Extreme scale computing introduces many new challenges to parallel program design, where a computation may involve hundreds of thousands of processes with multiple-level parallelism. It is very difficult to debug such large-scale parallel programs. Scalable and light-weight correctness tools are critical to combat this challenge.
This research seeks to design innovative algorithms and develop a scalable toolkit to efficiently and effectively analyze parallel programs and detect potential errors on the emerging heterogeneous and extreme scale computing platforms. Specifically, the objectives of the research are to: (1) develop instrumentation tools and optimized monitoring systems to support building tools for error detection, (2) design various optimization strategies and techniques to improve scalability and reduce overhead, (3) integrate static and dynamic program analyses to improve reporting accuracy and code coverage, (4) design more accurate and efficient detection techniques on large-scale parallel systems, and (5) investigate domain-specific techniques for error detection and optimization.
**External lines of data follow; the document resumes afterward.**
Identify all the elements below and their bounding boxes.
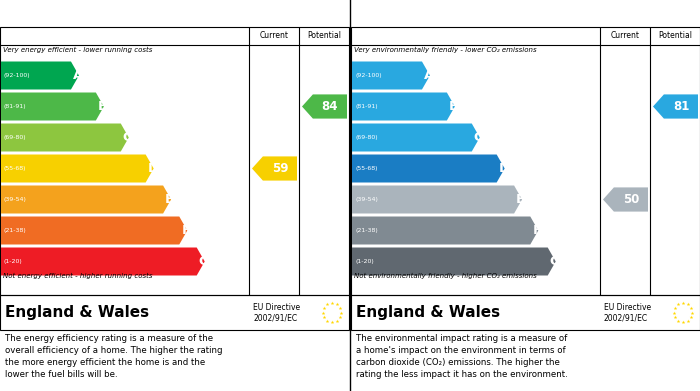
Text: (39-54): (39-54) [4,197,27,202]
Polygon shape [603,187,648,212]
Text: EU Directive
2002/91/EC: EU Directive 2002/91/EC [253,303,300,322]
Text: Potential: Potential [307,32,341,41]
Text: Environmental Impact (CO₂) Rating: Environmental Impact (CO₂) Rating [356,7,589,20]
Text: (1-20): (1-20) [355,259,374,264]
Polygon shape [1,217,188,244]
Text: (1-20): (1-20) [4,259,22,264]
Text: G: G [199,255,209,268]
Text: (92-100): (92-100) [355,73,382,78]
Polygon shape [1,154,154,183]
Text: B: B [98,100,108,113]
Polygon shape [1,185,171,213]
Text: (92-100): (92-100) [4,73,31,78]
Text: EU Directive
2002/91/EC: EU Directive 2002/91/EC [604,303,651,322]
Text: The environmental impact rating is a measure of
a home's impact on the environme: The environmental impact rating is a mea… [356,334,568,379]
Text: The energy efficiency rating is a measure of the
overall efficiency of a home. T: The energy efficiency rating is a measur… [5,334,223,379]
Polygon shape [352,61,430,90]
Text: 84: 84 [322,100,338,113]
Text: E: E [165,193,174,206]
Text: A: A [73,69,83,82]
Text: 50: 50 [623,193,639,206]
Text: 59: 59 [272,162,288,175]
Text: D: D [498,162,510,175]
Text: C: C [474,131,484,144]
Text: D: D [148,162,159,175]
Text: (81-91): (81-91) [4,104,27,109]
Text: G: G [550,255,561,268]
Text: Potential: Potential [658,32,692,41]
Text: (69-80): (69-80) [4,135,27,140]
Text: Current: Current [610,32,640,41]
Text: 81: 81 [673,100,689,113]
Polygon shape [653,94,698,118]
Polygon shape [1,61,79,90]
Text: (81-91): (81-91) [355,104,377,109]
Text: (69-80): (69-80) [355,135,377,140]
Text: Energy Efficiency Rating: Energy Efficiency Rating [5,7,167,20]
Text: Very environmentally friendly - lower CO₂ emissions: Very environmentally friendly - lower CO… [354,47,537,53]
Text: (55-68): (55-68) [4,166,27,171]
Text: England & Wales: England & Wales [5,305,149,320]
Polygon shape [352,248,556,276]
Polygon shape [352,217,538,244]
Text: F: F [181,224,190,237]
Polygon shape [352,154,505,183]
Text: A: A [424,69,434,82]
Polygon shape [1,248,204,276]
Text: Current: Current [260,32,288,41]
Text: E: E [516,193,525,206]
Text: C: C [122,131,132,144]
Text: England & Wales: England & Wales [356,305,500,320]
Polygon shape [1,93,104,120]
Polygon shape [1,124,129,151]
Polygon shape [352,93,455,120]
Polygon shape [252,156,297,181]
Text: Not energy efficient - higher running costs: Not energy efficient - higher running co… [3,273,153,279]
Text: (21-38): (21-38) [4,228,27,233]
Text: B: B [449,100,459,113]
Polygon shape [352,185,522,213]
Text: F: F [532,224,541,237]
Polygon shape [302,94,347,118]
Text: (55-68): (55-68) [355,166,377,171]
Polygon shape [352,124,480,151]
Text: Very energy efficient - lower running costs: Very energy efficient - lower running co… [3,47,153,53]
Text: Not environmentally friendly - higher CO₂ emissions: Not environmentally friendly - higher CO… [354,273,537,279]
Text: (39-54): (39-54) [355,197,378,202]
Text: (21-38): (21-38) [355,228,378,233]
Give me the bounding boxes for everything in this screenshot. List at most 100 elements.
This research will greatly help the development of extreme scale parallel programs for scientific computing and discover hard-to-find errors in early stage. It will significantly reduce the burden of tedious debugging activities, so researchers can focus on scientific problems. The toolkit is targeted for general computing platforms, from local clusters to extreme scale supercomputers. In the education thrust, the research results will facilitate the development of new courses and enhance existing ones. High-school, undergraduate, and graduate students will have opportunities to get involved in the research.